The Improbable Inventors of Frequency-Hopping Radio

She was gorgous, glamorous and talented.  And she had a mind for technology.  In 1941 actress Hedy Lamarr, along with the avant-garde composer and musician George Antheil, filed for a patent to cover their "Secret Communications System," a device designed to help the U.S. military guide torpedoes by radio signals that would continually jump from one frequency to another, thus making enemy interception and jamming difficult.  

Born Hedwig Maria Eva Kiesler in Vienna, Austria, Lamarr may have gotten the idea of "frequency hopping" while she was married to Fritz Mandl, an armament manufacturer who sold munitions to Adolph Hitlet.  Through a marriage arranged by her parents, Lamarr was Mandl's trophy wife, and she accompanied him to the many business dinners and meetings, where, unbeknownst to the participants, she silently learned about Axis war technology.  After four years with Mandl, Lamarr, a staunch anti-Nazi, fled to London, where MGM's Louis B. Mayer "discovered" her and convinced her to move to the U.S.  

In Hollywood she met Antheil, who helped her figure out a way to synchronize the frequency hopping between the radio transmitter and receiver.  Their invention, which they gave to the U.S. government for free, called for two paper rolls, similar to those used in player pianos, punched with an identical pattern of random holes.  One of the rolls would control the transmitter on the submarine while the other would be launched with the receiver on the torpedo.  Though ingenious, the device was deemed too cumbersome for use in World War II.

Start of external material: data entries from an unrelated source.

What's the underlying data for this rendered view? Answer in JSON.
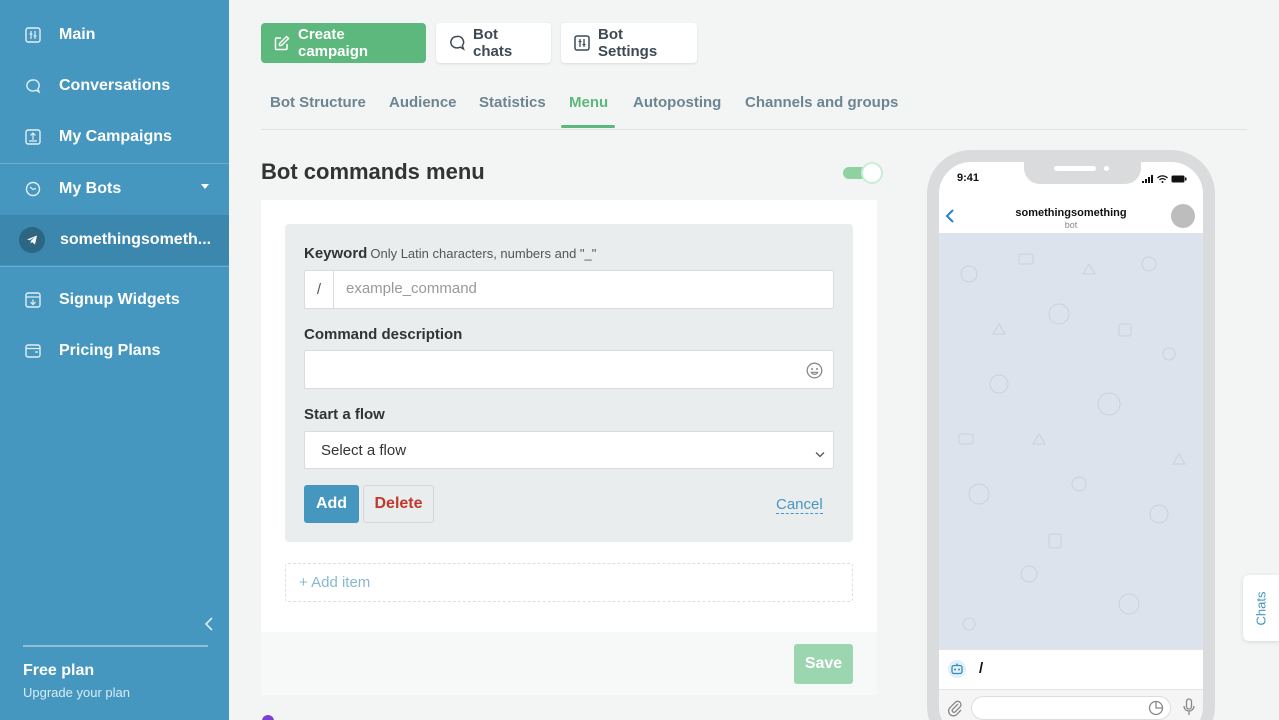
{
  "sidebar": {
    "items": [
      {
        "label": "Main",
        "icon": "dashboard-icon"
      },
      {
        "label": "Conversations",
        "icon": "chat-bubble-icon"
      },
      {
        "label": "My Campaigns",
        "icon": "campaign-icon"
      },
      {
        "label": "My Bots",
        "icon": "bot-icon"
      },
      {
        "label": "somethingsometh...",
        "icon": "telegram-icon"
      },
      {
        "label": "Signup Widgets",
        "icon": "widget-icon"
      },
      {
        "label": "Pricing Plans",
        "icon": "wallet-icon"
      }
    ],
    "plan_name": "Free plan",
    "plan_upgrade": "Upgrade your plan"
  },
  "toolbar": {
    "create_campaign": "Create campaign",
    "bot_chats": "Bot chats",
    "bot_settings": "Bot Settings"
  },
  "tabs": [
    {
      "label": "Bot Structure"
    },
    {
      "label": "Audience"
    },
    {
      "label": "Statistics"
    },
    {
      "label": "Menu",
      "active": true
    },
    {
      "label": "Autoposting"
    },
    {
      "label": "Channels and groups"
    }
  ],
  "page": {
    "title": "Bot commands menu",
    "menu_enabled": true
  },
  "form": {
    "keyword_label": "Keyword",
    "keyword_hint": "Only Latin characters, numbers and \"_\"",
    "keyword_prefix": "/",
    "keyword_placeholder": "example_command",
    "keyword_value": "",
    "description_label": "Command description",
    "description_value": "",
    "flow_label": "Start a flow",
    "flow_selected": "Select a flow",
    "add": "Add",
    "delete": "Delete",
    "cancel": "Cancel",
    "add_item": "+ Add item",
    "save": "Save"
  },
  "phone": {
    "time": "9:41",
    "chat_title": "somethingsomething",
    "chat_subtitle": "bot",
    "command_text": "/"
  },
  "chats_tab": "Chats",
  "colors": {
    "sidebar": "#4597bf",
    "accent_green": "#5cb87c",
    "accent_blue": "#4597bf",
    "danger": "#c0392b"
  }
}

Still, the seminal idea of frequency hopping lingered.  By the late 1950s U.S. Navy contractors were able to take advantage of early computer processors for controlling and synchronizing the hopping sequence.  Since then, the U.S. military has deployed more sophisticated techniques with ever faster processors in costly classified devices, including satellite communications systems.  And today the technology has become widespread in cell phones and in personal communications services (PCS) among other civilian applications.